Consider the three numbers
$$[2x];\ 2[x];\ [x + {1\over 2}] + [x - {1\over 2}]$$
Can they ever be equal?
Can they ever take three different values?
Getting Started
If the integer part of $x$ is $a$ then $x=a + b$ where $a$ is a whole number and $0\leq b < 1$.
Try some numerical values of $x$, evaluate the three functions and record the results. What do you notice?
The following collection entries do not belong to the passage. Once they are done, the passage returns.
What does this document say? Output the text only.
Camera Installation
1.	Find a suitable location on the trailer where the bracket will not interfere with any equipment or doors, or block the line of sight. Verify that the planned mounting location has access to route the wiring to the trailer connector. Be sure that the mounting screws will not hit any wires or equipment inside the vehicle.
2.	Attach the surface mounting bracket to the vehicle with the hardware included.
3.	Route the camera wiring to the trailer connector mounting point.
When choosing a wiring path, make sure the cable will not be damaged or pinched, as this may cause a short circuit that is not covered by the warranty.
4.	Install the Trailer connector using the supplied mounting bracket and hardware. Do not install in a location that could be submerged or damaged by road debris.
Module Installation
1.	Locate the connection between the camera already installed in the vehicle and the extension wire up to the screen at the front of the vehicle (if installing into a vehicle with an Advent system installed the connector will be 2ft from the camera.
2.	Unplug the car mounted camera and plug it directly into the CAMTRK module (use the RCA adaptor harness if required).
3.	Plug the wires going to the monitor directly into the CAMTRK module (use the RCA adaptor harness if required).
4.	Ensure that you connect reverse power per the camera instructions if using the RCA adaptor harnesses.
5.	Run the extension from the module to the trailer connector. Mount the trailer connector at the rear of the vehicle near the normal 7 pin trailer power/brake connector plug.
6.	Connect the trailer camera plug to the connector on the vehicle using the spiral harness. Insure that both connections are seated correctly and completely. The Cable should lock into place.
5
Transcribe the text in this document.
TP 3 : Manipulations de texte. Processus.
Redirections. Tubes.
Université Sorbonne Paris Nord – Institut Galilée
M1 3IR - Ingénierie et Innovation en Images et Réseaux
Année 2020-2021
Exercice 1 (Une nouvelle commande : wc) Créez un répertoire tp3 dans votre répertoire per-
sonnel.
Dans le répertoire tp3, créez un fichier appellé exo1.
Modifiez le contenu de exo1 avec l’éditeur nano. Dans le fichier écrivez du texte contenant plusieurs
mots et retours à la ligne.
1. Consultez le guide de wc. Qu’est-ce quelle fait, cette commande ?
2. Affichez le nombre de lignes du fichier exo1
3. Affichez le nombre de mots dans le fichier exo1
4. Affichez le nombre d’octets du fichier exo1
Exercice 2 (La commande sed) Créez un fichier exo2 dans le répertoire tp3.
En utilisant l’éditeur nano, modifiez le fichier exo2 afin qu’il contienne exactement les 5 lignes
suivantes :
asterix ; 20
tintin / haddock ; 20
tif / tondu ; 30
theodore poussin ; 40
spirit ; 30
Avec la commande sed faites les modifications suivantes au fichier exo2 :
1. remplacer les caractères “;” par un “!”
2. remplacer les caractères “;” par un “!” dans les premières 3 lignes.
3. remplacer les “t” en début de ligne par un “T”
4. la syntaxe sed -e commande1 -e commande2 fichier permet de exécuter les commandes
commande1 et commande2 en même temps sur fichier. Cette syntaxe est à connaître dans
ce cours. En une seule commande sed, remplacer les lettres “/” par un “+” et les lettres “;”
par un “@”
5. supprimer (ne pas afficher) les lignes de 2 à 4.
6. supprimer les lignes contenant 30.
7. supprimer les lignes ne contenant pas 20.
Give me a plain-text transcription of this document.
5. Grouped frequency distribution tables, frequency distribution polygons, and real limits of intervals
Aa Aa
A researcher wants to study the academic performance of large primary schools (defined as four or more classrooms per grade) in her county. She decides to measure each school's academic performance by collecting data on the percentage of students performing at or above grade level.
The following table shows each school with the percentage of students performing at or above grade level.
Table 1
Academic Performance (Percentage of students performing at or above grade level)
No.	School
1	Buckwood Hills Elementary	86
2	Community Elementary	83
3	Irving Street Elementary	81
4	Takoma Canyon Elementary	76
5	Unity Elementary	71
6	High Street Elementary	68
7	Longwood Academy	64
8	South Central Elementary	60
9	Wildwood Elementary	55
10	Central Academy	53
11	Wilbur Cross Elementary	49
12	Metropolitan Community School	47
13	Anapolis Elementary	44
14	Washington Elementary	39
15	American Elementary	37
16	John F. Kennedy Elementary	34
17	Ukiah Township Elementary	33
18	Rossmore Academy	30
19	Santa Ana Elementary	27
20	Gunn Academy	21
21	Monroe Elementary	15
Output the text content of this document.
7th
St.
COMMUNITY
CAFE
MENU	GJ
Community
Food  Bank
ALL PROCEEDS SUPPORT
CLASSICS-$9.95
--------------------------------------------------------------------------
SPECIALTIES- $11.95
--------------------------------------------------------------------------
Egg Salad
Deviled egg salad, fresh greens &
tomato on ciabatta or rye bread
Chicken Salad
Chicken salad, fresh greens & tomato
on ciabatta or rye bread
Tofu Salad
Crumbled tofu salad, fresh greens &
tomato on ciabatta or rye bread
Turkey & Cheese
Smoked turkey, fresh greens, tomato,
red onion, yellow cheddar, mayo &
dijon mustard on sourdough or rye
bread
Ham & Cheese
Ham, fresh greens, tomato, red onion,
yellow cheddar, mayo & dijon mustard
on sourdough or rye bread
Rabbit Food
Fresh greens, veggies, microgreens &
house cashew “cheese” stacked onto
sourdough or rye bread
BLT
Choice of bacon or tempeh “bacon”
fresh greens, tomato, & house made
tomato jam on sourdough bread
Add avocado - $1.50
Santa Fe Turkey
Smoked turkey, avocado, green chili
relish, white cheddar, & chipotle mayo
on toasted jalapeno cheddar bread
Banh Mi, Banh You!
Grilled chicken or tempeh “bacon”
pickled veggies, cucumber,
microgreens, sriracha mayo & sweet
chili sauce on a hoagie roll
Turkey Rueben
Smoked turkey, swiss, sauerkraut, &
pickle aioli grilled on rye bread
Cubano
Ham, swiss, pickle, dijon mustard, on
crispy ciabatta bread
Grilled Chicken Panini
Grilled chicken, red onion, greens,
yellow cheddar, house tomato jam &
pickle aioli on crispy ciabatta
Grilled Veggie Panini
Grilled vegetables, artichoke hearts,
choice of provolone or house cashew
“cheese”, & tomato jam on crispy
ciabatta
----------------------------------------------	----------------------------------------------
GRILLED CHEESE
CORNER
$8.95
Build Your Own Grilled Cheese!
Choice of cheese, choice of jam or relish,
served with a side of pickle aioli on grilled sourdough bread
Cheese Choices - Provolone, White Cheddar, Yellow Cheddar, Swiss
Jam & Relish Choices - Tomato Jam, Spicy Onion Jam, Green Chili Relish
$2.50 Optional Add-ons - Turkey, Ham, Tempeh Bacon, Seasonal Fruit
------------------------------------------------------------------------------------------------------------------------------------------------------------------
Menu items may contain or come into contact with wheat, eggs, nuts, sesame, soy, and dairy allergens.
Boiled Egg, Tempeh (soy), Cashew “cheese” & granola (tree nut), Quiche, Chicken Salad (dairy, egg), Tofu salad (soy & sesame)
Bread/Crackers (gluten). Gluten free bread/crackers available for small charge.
Can you prove that different values of $x$ will produce similar findings?
Student Solutions
Thank you to Alan of Madras College for this solution.
If $x$ is a real number then $x = a + b$ where $a$ is an integer and $b$ is a real number such that $0 \leq b < 1$. Here $a$ is the integer part of $x$ and we write $a = [x]$. We have to consider whether $[2x]$; $2[x]$ and $[x + 1/2 ] + [x - 1/2 ]$ can ever be equal and whether they can take three different values.
If $1/2 \leq b < 1$ then $[2x]= 2a + 1$.
If $0 \leq b < 1/2$ then $[2x]= 2a$.
For any $b$, $2[x] = 2a$.
If $1/2 \leq b < 1$ then $[x+ 1/2 ] = a + 1$ and $[x - 1/2 ] = a$ and so $[x + 1/2 ] + [x - 1/2 ] = 2a + 1$.
If $0 \leq b < 1/2$ then $[x+ 1/2 ] = a$ and $[x - 1/2 ] = a - 1$ and so $[x + 1/2 ] + [x - 1/2 ] = 2a - 1$.
$\bullet$ Case 1: $\; 0 \leq b < 1/2$
$[2x]= 2a = 2[x]$
but $[2x] \neq [x + 1/2 ] + [x - 1/2 ]$.
$\bullet$ Case 2: $\; 1/2 \leq b < 1$
$[2x]= 2a + 1 = [x + 1/2 ] + [x - 1/2]$
but $[2x] \neq 2[x]$.
Hence it is impossible for all of $[2x]$; $2[x]$ and $[x + 1/2 ] + [x - 1/2 ]$ to be equal but they can never take three different values.